It was a harrowing week, a week when we were awoken from our dreams by the grim reality that our national soccer team was invited to a party that it should never have attended. Euro 2012 is perhaps the best championships since Euro 2000 – unfortunately we will not have contributed one iota to that situation.
In the weeks leading up to Ireland's first match with Croatia, a wave of optimism swept across the nation as we concocted scenarios whereby we would beat Croatia, maybe lose to Spain and then beat the Italians (sure weren't they going through a transitional phase and scared witless of Trap's managerial magnificence?) The reality turned out to be a whole lot different as Ireland were picked off mercilessly by Croatia and Spain, and then slowly squeezed to death by the canny Italians.
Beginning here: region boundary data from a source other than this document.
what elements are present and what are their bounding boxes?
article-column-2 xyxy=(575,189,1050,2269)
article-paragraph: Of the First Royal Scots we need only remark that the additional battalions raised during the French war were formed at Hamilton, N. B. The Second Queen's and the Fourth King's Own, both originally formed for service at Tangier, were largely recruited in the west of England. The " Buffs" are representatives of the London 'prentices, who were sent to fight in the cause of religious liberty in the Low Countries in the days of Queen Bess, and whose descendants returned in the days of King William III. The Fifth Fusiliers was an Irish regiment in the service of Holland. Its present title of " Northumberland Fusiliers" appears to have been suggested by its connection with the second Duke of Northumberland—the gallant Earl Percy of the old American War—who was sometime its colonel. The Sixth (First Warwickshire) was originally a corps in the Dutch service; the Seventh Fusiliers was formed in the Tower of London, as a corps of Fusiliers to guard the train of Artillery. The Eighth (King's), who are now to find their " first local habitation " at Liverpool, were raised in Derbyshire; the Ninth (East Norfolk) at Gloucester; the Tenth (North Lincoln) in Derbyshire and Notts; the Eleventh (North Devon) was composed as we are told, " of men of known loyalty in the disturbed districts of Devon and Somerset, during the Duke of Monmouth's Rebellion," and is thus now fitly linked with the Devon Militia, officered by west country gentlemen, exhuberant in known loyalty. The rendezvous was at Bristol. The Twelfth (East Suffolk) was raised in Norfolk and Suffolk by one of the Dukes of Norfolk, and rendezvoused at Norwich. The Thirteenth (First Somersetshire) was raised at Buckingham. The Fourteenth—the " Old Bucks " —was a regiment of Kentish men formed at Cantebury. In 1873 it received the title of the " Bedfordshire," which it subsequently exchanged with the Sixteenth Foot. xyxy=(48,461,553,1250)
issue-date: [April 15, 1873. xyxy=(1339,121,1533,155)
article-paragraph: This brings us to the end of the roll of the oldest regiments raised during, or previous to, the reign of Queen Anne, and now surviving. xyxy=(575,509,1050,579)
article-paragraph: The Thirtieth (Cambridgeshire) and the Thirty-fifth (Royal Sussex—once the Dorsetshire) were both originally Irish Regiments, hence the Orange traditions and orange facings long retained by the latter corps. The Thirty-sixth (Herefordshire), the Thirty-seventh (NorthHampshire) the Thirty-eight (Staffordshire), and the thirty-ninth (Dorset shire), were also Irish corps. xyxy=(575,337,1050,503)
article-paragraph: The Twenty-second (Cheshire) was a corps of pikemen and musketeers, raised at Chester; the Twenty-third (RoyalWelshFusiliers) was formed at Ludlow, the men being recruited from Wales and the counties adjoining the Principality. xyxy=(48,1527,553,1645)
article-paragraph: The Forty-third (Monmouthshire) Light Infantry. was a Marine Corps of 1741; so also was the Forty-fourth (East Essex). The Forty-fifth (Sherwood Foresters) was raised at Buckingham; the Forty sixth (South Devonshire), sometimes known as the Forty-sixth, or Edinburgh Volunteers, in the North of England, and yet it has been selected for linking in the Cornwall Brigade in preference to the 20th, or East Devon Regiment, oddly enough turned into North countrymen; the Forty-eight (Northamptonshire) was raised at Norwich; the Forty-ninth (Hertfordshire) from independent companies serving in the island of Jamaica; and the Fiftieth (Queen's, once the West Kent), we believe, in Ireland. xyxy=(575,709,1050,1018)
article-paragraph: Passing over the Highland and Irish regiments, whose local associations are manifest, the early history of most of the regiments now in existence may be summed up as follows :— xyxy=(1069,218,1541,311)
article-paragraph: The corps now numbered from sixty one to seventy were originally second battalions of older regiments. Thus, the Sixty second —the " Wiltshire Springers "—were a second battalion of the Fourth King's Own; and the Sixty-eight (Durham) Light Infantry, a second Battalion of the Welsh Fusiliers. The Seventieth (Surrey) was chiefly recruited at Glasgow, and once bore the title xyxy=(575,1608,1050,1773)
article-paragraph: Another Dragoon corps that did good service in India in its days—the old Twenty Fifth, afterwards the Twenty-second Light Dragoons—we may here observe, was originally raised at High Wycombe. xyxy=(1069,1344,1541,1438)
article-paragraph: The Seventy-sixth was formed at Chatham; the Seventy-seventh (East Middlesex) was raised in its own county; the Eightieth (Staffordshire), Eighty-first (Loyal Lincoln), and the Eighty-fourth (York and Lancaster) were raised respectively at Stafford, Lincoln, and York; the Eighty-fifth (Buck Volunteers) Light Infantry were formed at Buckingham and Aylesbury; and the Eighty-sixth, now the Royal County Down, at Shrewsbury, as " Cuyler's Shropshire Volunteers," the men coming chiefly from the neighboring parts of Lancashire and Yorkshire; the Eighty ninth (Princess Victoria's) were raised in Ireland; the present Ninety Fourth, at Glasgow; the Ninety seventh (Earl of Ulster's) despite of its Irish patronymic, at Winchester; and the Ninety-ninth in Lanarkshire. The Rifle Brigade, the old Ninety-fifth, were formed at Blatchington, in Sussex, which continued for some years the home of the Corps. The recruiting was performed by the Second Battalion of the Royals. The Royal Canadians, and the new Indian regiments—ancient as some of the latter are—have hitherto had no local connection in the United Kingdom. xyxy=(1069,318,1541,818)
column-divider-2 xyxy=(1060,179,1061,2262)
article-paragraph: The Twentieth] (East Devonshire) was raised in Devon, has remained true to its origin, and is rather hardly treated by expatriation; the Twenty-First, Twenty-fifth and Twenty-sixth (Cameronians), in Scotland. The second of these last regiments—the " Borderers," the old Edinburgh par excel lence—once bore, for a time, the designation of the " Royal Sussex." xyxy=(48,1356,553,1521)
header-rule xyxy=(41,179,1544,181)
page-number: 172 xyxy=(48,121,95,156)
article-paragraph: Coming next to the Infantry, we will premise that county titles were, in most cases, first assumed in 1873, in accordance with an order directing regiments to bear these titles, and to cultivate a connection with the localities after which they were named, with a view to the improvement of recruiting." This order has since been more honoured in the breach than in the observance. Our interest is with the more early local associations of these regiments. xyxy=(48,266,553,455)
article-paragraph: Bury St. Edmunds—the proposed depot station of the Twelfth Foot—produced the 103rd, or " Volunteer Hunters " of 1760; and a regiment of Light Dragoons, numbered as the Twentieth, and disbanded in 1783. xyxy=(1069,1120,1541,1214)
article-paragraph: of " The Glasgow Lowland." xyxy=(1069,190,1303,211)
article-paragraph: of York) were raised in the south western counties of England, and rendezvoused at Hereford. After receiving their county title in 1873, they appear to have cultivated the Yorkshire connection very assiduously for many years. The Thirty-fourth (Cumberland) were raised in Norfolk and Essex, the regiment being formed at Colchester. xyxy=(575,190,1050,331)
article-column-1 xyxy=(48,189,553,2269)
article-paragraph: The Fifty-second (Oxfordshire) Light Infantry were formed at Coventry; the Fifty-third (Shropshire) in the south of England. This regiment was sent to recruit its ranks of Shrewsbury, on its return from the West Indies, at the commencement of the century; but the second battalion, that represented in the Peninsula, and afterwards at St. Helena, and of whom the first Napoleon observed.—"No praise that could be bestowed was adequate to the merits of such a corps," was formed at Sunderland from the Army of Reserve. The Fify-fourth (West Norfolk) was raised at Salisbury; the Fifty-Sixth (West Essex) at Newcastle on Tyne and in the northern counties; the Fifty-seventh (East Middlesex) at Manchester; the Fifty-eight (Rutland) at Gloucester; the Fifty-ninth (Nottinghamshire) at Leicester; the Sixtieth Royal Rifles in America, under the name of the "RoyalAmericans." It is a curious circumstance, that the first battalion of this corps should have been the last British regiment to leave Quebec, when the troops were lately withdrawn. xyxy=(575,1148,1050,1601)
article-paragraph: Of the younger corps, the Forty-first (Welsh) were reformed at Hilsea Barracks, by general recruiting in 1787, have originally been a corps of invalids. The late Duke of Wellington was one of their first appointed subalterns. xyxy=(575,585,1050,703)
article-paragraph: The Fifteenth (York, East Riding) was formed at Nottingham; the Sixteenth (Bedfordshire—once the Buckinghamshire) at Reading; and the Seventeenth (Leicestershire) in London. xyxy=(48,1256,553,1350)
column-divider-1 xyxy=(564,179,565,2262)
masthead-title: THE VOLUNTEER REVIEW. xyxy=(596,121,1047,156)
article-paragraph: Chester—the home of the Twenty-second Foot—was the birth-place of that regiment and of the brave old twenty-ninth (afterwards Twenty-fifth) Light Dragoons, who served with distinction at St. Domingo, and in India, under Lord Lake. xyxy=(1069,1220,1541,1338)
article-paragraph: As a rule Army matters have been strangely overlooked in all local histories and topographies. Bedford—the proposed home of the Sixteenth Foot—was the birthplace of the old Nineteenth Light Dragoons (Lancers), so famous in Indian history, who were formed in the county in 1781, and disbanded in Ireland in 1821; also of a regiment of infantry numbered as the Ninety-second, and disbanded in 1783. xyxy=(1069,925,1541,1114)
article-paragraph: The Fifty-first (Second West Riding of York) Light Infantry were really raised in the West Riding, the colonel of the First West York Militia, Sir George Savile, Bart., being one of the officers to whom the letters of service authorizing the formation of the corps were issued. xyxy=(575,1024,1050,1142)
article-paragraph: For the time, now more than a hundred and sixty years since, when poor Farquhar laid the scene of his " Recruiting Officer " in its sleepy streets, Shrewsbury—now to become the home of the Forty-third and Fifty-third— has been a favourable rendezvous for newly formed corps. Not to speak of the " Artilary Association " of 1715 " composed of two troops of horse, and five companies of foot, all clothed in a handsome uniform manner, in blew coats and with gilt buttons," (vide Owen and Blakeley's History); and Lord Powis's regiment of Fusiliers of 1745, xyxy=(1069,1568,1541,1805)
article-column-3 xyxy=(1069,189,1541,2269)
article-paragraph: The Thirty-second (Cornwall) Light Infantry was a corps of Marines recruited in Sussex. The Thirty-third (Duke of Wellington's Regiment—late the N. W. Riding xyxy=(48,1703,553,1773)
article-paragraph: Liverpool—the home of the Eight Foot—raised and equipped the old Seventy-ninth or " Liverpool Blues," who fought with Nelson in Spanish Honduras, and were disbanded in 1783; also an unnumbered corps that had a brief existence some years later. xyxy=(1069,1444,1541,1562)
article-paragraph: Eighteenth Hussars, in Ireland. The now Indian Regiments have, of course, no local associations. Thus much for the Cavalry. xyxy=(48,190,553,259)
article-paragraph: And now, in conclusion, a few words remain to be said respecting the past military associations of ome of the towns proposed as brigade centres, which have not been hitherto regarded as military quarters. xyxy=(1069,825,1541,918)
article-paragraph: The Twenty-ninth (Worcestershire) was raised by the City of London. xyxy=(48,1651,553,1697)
It wasn't supposed to be like this. Ireland in international tournaments meant tight games, late goals (for us) and heroic exits. Euro 88 was invoked repeatedly, as if the ghosts of Stuttgart and Hannover (as well as the heroic stand against the Dutch in Gelsenkirchen) could somehow infuse the current Irish squad with special powers. Alas, that just turned out to be fanciful bullshit.
Now the recriminations have begun. Was Shay Given fit? Why wasn't McClean used more? Just what was Simon Cox doing on the left wing against Spain? (When asked afterwards what his role was, he told reporters to ask the manager). The danger now is that there will be a series of retirements that will leave a gaping hole in the squad. Shay Given had a poor tournament but there is no reason why the Donegal man cannot at least play on until our World Cup qualifying campaign concludes. Similarly, Richard Dunne and John O'Shea have much to offer.
It is regarding Damien Duff and Robbie Keane's international careers that we should probably most expect the curtain to fall. Duff probably still has much to offer but his legs may have gone for international football. Damien has given much to the green jersey and offered a sense of trickery and guile that was always an exciting bonus to any Ireland team he played in. Robbie Keane had a stinker of a tournament and well he knows it. The captain looked like a man running in quicksand, chasing balls with the air of a player who knew his best days were behind him. Perhaps we could still utilise Keane as an impact sub, but the reality is that the Tallaght man may decide to call it a day, enjoying his retirement days in the cosy atmosphere of the convalescence home that is the MLS.
This campaign was a disaster on the pitch and the manager will face ruthless scrutiny of his tactics. Trapattoni is a wily old fox and will be nonplussed by any criticism he faces. But surely both he and his paymasters in the FAI are acutely aware that the Irish public need something new and exciting to rekindle their passion for this side. Lansdowne Road will not be full for any of the World Cup qualifying games - bar the contest with the Germans.
It's time now for Trapattoni to put his faith in a new breed of players, men such as Seamus Coleman, James McCarthy, Ciaran Clarke, Shane Long and Wesley Hoolahan. The name Stephen Ireland has also been mentioned, but the ructions that his return may arouse might not be worth the hassle.
As for the supporters, the clichés have been rolled out this past week. Much has been made of Roy Keane's comments after the Spanish match, with the Corkman widely ridiculed for daring to suggest that a change of attitude was required when we enter major tournaments. Keane was merely stating that it was time for Ireland to grow up and realise that this was a football tournament, not the Eurovision Song Contest. True, the supporters sang magnificently, but at this stage they are in danger of becoming parodies of themselves.
For those true football fans who attend the majority of matches, who know that there was football pre Sky Sports and that there was an Irish ream before Jack Charlton took over, it must be galling to be lumped in with the bandwagon jumpers who were plainly along in Poland for a week-long piss-up. In one interview following the Spanish match, an Irish female supporter was asked if she knew the offside rue, to which she replied with a laugh that she didn't. It's a safe bet to assume that if she was asked to name the other teams in our qualifying group for Brazil 2014, she would have been stumped also.
Sure, we can pat ourselves on the back when we hear stories of foreign broadcasters staying quiet for the last few minutes of the Spanish match, just so their audiences could listen to our fans belt out The Fields of Athenry but that can also carry the whiff of condescension. One radio reporter who was at the final group game against Italy said it felt a bit contrived when the Irish fans tried to recreate the singing from the Spanish match, as if they realised that this was Paddy's role and by God he was going to play up to it.